Thankfully, Alec had sobered up during a long nap after luncheon and was installed in the library with his pipe, looking alert if rather seedy.
‘How can you?’ I said, as he lit up and puffed deeply. ‘At the best of times it’s mysterious enough, but with a hangover? How can you?’
‘I don’t have a hangover, Dandy,’ said Alec witheringly, but at that moment Buttercup’s butler came in with a glass of something effervescent on a small tray which he proffered to Alec with an assurance that Mr de Cassilis swore by it.
‘Hm,’ I said, with what I thought was great restraint. ‘I’m off to change.’
‘Yes, please do,’ said Alec. ‘You stink, darling. What is it?’
‘Whisky, dog’s blood, horse dung and rotting leaves,’ I said. ‘I’ll explain when I return.’
It was almost teatime before I was back with him; I had not seemed that bad while I was out in the woods, but standing on the pale carpet in my bedroom I got more and more redolent and disgusting as I peeled off layers, and in the end I bundled up every stitch I had on and rang for a bath.
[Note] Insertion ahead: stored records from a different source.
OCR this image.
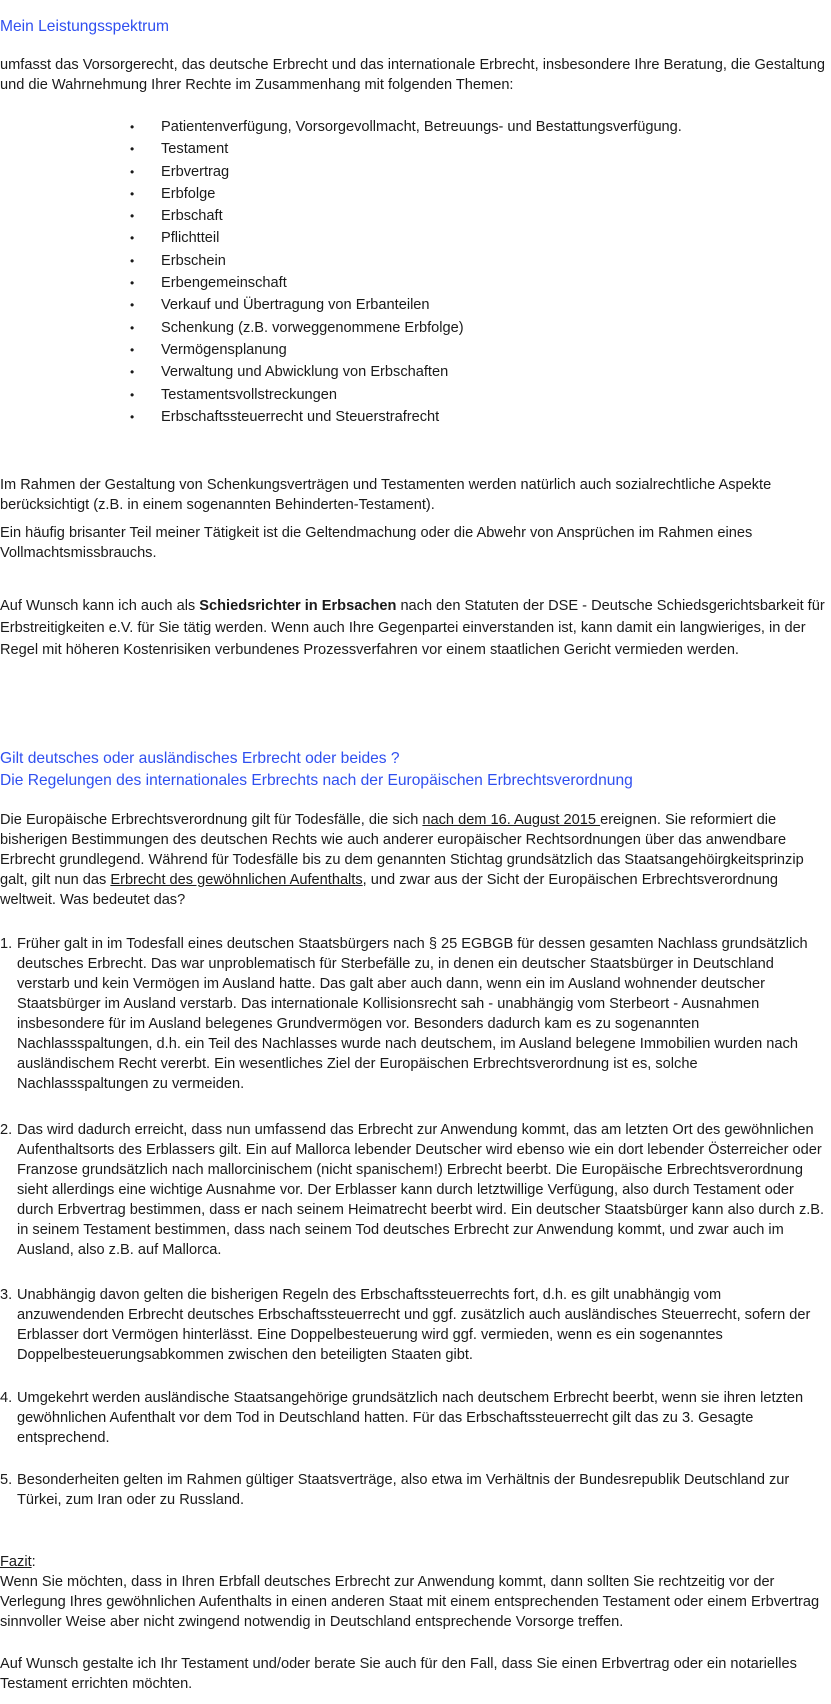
Mein Leistungsspektrum

umfasst das Vorsorgerecht, das deutsche Erbrecht und das internationale Erbrecht, insbesondere Ihre Beratung, die Gestaltung und die Wahrnehmung Ihrer Rechte im Zusammenhang mit folgenden Themen:

• Patientenverfügung, Vorsorgevollmacht, Betreuungs- und Bestattungsverfügung.
• Testament
• Erbvertrag
• Erbfolge
• Erbschaft
• Pflichtteil
• Erbschein
• Erbengemeinschaft
• Verkauf und Übertragung von Erbanteilen
• Schenkung (z.B. vorweggenommene Erbfolge)
• Vermögensplanung
• Verwaltung und Abwicklung von Erbschaften
• Testamentsvollstreckungen
• Erbschaftssteuerrecht und Steuerstrafrecht

Im Rahmen der Gestaltung von Schenkungsverträgen und Testamenten werden natürlich auch sozialrechtliche Aspekte berücksichtigt (z.B. in einem sogenannten Behinderten-Testament).

Ein häufig brisanter Teil meiner Tätigkeit ist die Geltendmachung oder die Abwehr von Ansprüchen im Rahmen eines Vollmachtsmissbrauchs.

Auf Wunsch kann ich auch als Schiedsrichter in Erbsachen nach den Statuten der DSE - Deutsche Schiedsgerichtsbarkeit für Erbstreitigkeiten e.V. für Sie tätig werden. Wenn auch Ihre Gegenpartei einverstanden ist, kann damit ein langwieriges, in der Regel mit höheren Kostenrisiken verbundenes Prozessverfahren vor einem staatlichen Gericht vermieden werden.

Gilt deutsches oder ausländisches Erbrecht oder beides ?
Die Regelungen des internationales Erbrechts nach der Europäischen Erbrechtsverordnung

Die Europäische Erbrechtsverordnung gilt für Todesfälle, die sich nach dem 16. August 2015 ereignen. Sie reformiert die bisherigen Bestimmungen des deutschen Rechts wie auch anderer europäischer Rechtsordnungen über das anwendbare Erbrecht grundlegend. Während für Todesfälle bis zu dem genannten Stichtag grundsätzlich das Staatsangehöirgkeitsprinzip galt, gilt nun das Erbrecht des gewöhnlichen Aufenthalts, und zwar aus der Sicht der Europäischen Erbrechtsverordnung weltweit. Was bedeutet das?

1. Früher galt in im Todesfall eines deutschen Staatsbürgers nach § 25 EGBGB für dessen gesamten Nachlass grundsätzlich deutsches Erbrecht. Das war unproblematisch für Sterbefälle zu, in denen ein deutscher Staatsbürger in Deutschland verstarb und kein Vermögen im Ausland hatte. Das galt aber auch dann, wenn ein im Ausland wohnender deutscher Staatsbürger im Ausland verstarb. Das internationale Kollisionsrecht sah - unabhängig vom Sterbeort - Ausnahmen insbesondere für im Ausland belegenes Grundvermögen vor. Besonders dadurch kam es zu sogenannten Nachlassspaltungen, d.h. ein Teil des Nachlasses wurde nach deutschem, im Ausland belegene Immobilien wurden nach ausländischem Recht vererbt. Ein wesentliches Ziel der Europäischen Erbrechtsverordnung ist es, solche Nachlassspaltungen zu vermeiden.

2. Das wird dadurch erreicht, dass nun umfassend das Erbrecht zur Anwendung kommt, das am letzten Ort des gewöhnlichen Aufenthaltsorts des Erblassers gilt. Ein auf Mallorca lebender Deutscher wird ebenso wie ein dort lebender Österreicher oder Franzose grundsätzlich nach mallorcinischem (nicht spanischem!) Erbrecht beerbt. Die Europäische Erbrechtsverordnung sieht allerdings eine wichtige Ausnahme vor. Der Erblasser kann durch letztwillige Verfügung, also durch Testament oder durch Erbvertrag bestimmen, dass er nach seinem Heimatrecht beerbt wird. Ein deutscher Staatsbürger kann also durch z.B. in seinem Testament bestimmen, dass nach seinem Tod deutsches Erbrecht zur Anwendung kommt, und zwar auch im Ausland, also z.B. auf Mallorca.

3. Unabhängig davon gelten die bisherigen Regeln des Erbschaftssteuerrechts fort, d.h. es gilt unabhängig vom anzuwendenden Erbrecht deutsches Erbschaftssteuerrecht und ggf. zusätzlich auch ausländisches Steuerrecht, sofern der Erblasser dort Vermögen hinterlässt. Eine Doppelbesteuerung wird ggf. vermieden, wenn es ein sogenanntes Doppelbesteuerungsabkommen zwischen den beteiligten Staaten gibt.

4. Umgekehrt werden ausländische Staatsangehörige grundsätzlich nach deutschem Erbrecht beerbt, wenn sie ihren letzten gewöhnlichen Aufenthalt vor dem Tod in Deutschland hatten. Für das Erbschaftssteuerrecht gilt das zu 3. Gesagte entsprechend.

5. Besonderheiten gelten im Rahmen gültiger Staatsverträge, also etwa im Verhältnis der Bundesrepublik Deutschland zur Türkei, zum Iran oder zu Russland.

Fazit:

Wenn Sie möchten, dass in Ihren Erbfall deutsches Erbrecht zur Anwendung kommt, dann sollten Sie rechtzeitig vor der Verlegung Ihres gewöhnlichen Aufenthalts in einen anderen Staat mit einem entsprechenden Testament oder einem Erbvertrag sinnvoller Weise aber nicht zwingend notwendig in Deutschland entsprechende Vorsorge treffen.

Auf Wunsch gestalte ich Ihr Testament und/oder berate Sie auch für den Fall, dass Sie einen Erbvertrag oder ein notarielles Testament errichten möchten.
Apart from anything else, a good long spell alone with no interruptions would give me a chance to digest all that I had learned, all that I had surmised on the strength of it, and what I planned to do next. No such luck. I had only just finished running over the peculiar conversation with the Turnbulls when my bedroom door was swept open and I heard Grant’s voice bossing about whatever unfortunate underling had landed the job of carrying my trunk up from the hall.